3) Clustering and Segmentation 

This is a popular use case for machine learning to help intelligently and automatically cluster various type of data such as products, customers, and attributes to accelerate and enhance decision making. Companies can leverage clustering and segmentation together with machine learning algorithms to establish relationships and find contextual information that can be used to create strategies. An example is the clustering of like products to understand halo or cannibalization impact. For instance, during the pandemic, an oil & gas distributor adjusted forecasts as residential propane use increased as more people worked from home and commercial use fell as less people worked from offices. 

4) New Product Forecasting 

New product forecasting allows companies to bring in multiple product attributes including category, style, channel, customer, and geography along with a variety of historical, market and competitive information into a single place.

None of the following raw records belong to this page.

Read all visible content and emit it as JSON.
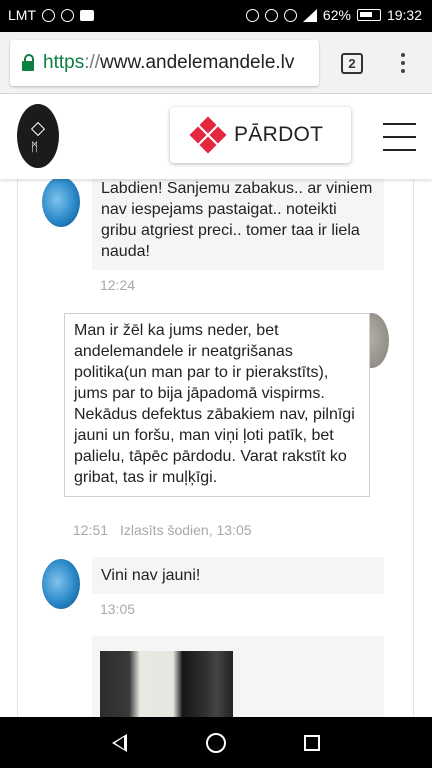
{
  "status_bar": {
    "carrier": "LMT",
    "left_icons": [
      "heart-monitor-icon",
      "chrome-icon",
      "youtube-icon"
    ],
    "right_icons": [
      "alarm-icon",
      "eye-comfort-icon",
      "wifi-icon",
      "signal-icon"
    ],
    "battery": "62%",
    "time": "19:32"
  },
  "browser": {
    "url_scheme": "https",
    "url_separator": "://",
    "url_host": "www.andelemandele.lv",
    "tab_count": "2"
  },
  "site_header": {
    "sell_label": "PĀRDOT",
    "accent_color": "#e4273f"
  },
  "chat": {
    "messages": [
      {
        "direction": "incoming",
        "text": "Labdien! Sanjemu zabakus.. ar viniem nav iespejams pastaigat.. noteikti gribu atgriest preci.. tomer taa ir liela nauda!",
        "time": "12:24"
      },
      {
        "direction": "outgoing",
        "text": "Man ir žēl ka jums neder, bet andelemandele ir neatgrišanas politika(un man par to ir pierakstīts), jums par to bija jāpadomā vispirms. Nekādus defektus zābakiem nav, pilnīgi jauni un foršu, man viņi ļoti patīk, bet palielu, tāpēc pārdodu. Varat rakstīt ko gribat, tas ir muļķīgi.",
        "time": "12:51",
        "read_status": "Izlasīts šodien, 13:05"
      },
      {
        "direction": "incoming",
        "text": "Vini nav jauni!",
        "time": "13:05"
      }
    ]
  }
}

Machine learning analyzes this data to help companies understand key decisions including when consumers like Product A, they will likely purchase Product B.  

Recently a fashion footwear brand utilized this ML capability to help them understand consumer preferences and determine which new collection will most likely to sell at the greatest margin potential from season to season, from boots to shoes to sandals. 

5Improving the Quality of the Supply Chain Model 

Supply chain models must be dynamic and represent the real world. However, far too often we find supply chain decisions are based on stale, static data.  Access to real-time, real-world data removes latency from the decision-making process and ensure the digital twin is an accurate reflection of the network. Greater visibility through improved quality drives increased accuracy of the supply chain planning model by creating a virtual supply chain blueprint that provide accurate data about the relationships between supply chain entities. For example, leveraging machine learning capabilities, supply chains can quickly evaluate inventory cost, service level, lead times and environmental impact across the supply chain (manufacturing, distribution centers, warehouses, etc.) and product types (finished goods, work-in-process, and raw materials) to best identify where and on what product types to hold inventory to best fulfill customer demand.  

Another powerful use case is the use Multi-Echelon Inventory Optimization (MEIO) to automatically adjust inventory positions.   MEIO seeks the optimal balancing of inventory at each stocking location and SKU level by looking at all the nodes in the entire supply chain and all the variability at each node such as cycle times, lead times, WIP, etc of the supply chain sources and all the stocking locations. 

Recently a global flavor and spice manufacturer, whose supply chain is characterized by combinations of shard and unique ingredients, from raw materials through finished goods delivered to customers, implemented MEIO to optimize inventory associated with each retail customer.   

What is Next in Machine Learning? 

Machine learning is an essential element in the future of supply chains. Advances in machine learning and uses cases will continue to accelerate as companies synchronize their entire supply chain ecosystem to remove silos, maximize resources and gain end-to-end visibility.